Following up the VirusTotal results also leads to some more useful information about the type of malware being distributed by the target domain. There’s no need for us to visit and sample it ourselves:
The Correlations feature in Spiderfoot HX really helps to focus on the important issues. Out of all the data returned, the areas of interest that we specified during the initial setup have been flagged up right away so we can make a quick assessment about the type of threat posed by this domain and its wider subnet.
What about the rest of the scan results? There’s plenty of useful analysis to be done with these too. To see the rest of the results, go to Browse By > Data Type:
The amount of information retrieved by Spiderfoot HX is considerable and we can learn an awful lot about the target. One of the first results identifies a Facebook page associated to the domain:
There’s also an awful lot of open ports:
And use of vulnerable software with several well-known CVEs:
The RIR (Regional Internet Registry) results also contain a lot of useful data about the host, including Whois data, associated e-mail addresses, HTTP banners, and HTML content:
To view more detail about any of the nodes, just right-click and choose “Details” to see more information. Nodes of interest can be highlighted, and if you’re ever unsure how a particular node is connected to the original query, you can look at the Discovery Path to find out. Right click on a node > Details > Discovery Path.
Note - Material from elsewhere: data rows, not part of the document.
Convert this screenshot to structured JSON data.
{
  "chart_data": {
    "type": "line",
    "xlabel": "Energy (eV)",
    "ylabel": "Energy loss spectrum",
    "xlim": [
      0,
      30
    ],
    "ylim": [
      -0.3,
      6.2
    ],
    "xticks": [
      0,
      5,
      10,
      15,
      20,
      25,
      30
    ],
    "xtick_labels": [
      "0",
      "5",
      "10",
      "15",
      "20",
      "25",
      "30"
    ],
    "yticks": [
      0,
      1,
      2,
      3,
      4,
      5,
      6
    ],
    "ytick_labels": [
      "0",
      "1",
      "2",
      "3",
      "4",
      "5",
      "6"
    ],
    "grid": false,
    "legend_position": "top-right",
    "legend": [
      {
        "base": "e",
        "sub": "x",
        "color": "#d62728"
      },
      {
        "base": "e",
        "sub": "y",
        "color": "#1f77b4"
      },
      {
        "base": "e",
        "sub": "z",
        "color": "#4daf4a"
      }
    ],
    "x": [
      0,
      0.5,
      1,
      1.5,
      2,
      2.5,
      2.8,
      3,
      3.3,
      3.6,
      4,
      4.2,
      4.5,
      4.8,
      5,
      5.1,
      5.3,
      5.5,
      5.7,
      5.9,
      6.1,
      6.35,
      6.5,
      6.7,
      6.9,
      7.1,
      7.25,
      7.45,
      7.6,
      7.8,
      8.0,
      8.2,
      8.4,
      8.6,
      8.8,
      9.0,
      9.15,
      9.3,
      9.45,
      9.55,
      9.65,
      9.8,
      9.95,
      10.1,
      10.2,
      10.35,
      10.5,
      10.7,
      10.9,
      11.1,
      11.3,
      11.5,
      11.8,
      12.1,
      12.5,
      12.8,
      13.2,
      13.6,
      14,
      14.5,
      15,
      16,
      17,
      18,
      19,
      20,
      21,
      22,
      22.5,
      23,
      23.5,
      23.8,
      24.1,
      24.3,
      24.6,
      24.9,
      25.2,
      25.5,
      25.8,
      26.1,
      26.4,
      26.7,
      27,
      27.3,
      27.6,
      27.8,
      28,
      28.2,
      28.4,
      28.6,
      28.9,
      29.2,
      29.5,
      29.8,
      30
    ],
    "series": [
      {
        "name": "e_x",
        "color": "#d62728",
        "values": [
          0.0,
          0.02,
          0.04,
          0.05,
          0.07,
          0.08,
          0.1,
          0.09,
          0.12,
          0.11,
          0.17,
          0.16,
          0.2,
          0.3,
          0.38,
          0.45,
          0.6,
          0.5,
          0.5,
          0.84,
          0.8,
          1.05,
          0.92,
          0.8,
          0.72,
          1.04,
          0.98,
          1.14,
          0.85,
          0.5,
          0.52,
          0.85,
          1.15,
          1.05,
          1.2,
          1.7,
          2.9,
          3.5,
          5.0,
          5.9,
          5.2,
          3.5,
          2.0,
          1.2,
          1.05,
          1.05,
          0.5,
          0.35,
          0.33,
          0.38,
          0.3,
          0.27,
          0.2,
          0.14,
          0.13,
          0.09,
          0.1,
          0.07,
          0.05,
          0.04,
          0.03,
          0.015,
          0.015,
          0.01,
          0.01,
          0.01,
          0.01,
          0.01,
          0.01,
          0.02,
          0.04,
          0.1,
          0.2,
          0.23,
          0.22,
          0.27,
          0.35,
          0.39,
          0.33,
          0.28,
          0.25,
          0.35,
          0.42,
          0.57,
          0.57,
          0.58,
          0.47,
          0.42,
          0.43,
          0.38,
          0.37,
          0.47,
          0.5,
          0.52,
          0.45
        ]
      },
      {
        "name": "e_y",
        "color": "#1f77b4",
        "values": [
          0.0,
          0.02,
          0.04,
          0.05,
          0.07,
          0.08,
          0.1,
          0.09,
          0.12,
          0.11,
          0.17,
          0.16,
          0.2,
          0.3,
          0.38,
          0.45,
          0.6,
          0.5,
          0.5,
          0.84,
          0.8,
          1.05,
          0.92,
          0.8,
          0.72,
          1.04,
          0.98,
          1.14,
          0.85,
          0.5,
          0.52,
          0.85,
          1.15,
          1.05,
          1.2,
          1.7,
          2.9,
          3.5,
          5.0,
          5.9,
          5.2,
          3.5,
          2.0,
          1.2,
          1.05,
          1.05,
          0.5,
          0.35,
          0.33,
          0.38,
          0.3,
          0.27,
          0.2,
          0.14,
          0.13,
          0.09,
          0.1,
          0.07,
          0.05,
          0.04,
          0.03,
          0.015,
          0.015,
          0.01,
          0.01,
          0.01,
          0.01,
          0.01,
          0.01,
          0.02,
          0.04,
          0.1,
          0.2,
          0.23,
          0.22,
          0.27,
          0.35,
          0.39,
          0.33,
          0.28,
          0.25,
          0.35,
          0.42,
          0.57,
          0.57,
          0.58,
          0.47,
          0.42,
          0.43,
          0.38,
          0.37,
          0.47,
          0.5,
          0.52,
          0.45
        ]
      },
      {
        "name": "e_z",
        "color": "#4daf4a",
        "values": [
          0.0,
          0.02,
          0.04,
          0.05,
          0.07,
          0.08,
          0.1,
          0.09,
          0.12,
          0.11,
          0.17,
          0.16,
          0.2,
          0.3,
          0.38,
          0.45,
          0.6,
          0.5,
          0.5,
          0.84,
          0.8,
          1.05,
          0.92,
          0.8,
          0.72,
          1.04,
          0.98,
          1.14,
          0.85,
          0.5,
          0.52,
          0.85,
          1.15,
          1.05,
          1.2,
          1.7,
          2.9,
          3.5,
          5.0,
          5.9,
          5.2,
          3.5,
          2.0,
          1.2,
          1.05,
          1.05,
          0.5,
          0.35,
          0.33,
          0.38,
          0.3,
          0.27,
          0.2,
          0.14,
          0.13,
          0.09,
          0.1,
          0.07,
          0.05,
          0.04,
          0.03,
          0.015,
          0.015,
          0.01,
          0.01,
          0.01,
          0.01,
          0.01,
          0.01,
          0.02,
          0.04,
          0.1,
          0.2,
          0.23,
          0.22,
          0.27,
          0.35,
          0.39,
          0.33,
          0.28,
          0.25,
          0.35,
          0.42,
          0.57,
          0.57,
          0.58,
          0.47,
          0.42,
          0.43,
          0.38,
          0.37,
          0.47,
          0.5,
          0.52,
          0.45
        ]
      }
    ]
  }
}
Because we chose a targeted scan rather than just a passive scan, there’s a lot of information that comes directly from the target website itself. Spiderfoot HX discovered 229 different URLs that accept passwords, 236 different HTML pages, 249 headers, and details of 45 co-hosted domains which are themselves likely to have been compromised. That’s more than enough information to learn about the domain and how it’s used for phishing.
It’s possible to export any or all of these datasets into JSON, CSV or GEXF format for further analysis by clicking on the Export icon:
As you can see, Spiderfoot HX is highly customisable, very powerful, and it gathers a huge amount of data in a short amount of time so that users can spend more time analysing the data and actioning it rather than spending hours just gathering it.
So far in this series of Spiderfoot guides we’ve looked at malicious IP addresses and domains. In the next part I’ll explore how Spiderfoot HX can be used to research online profiles, phone numbers, and e-mail addresses – and how Spiderfoot HX’s monitoring feature can keep actively checking them as part of an OSINT investigation.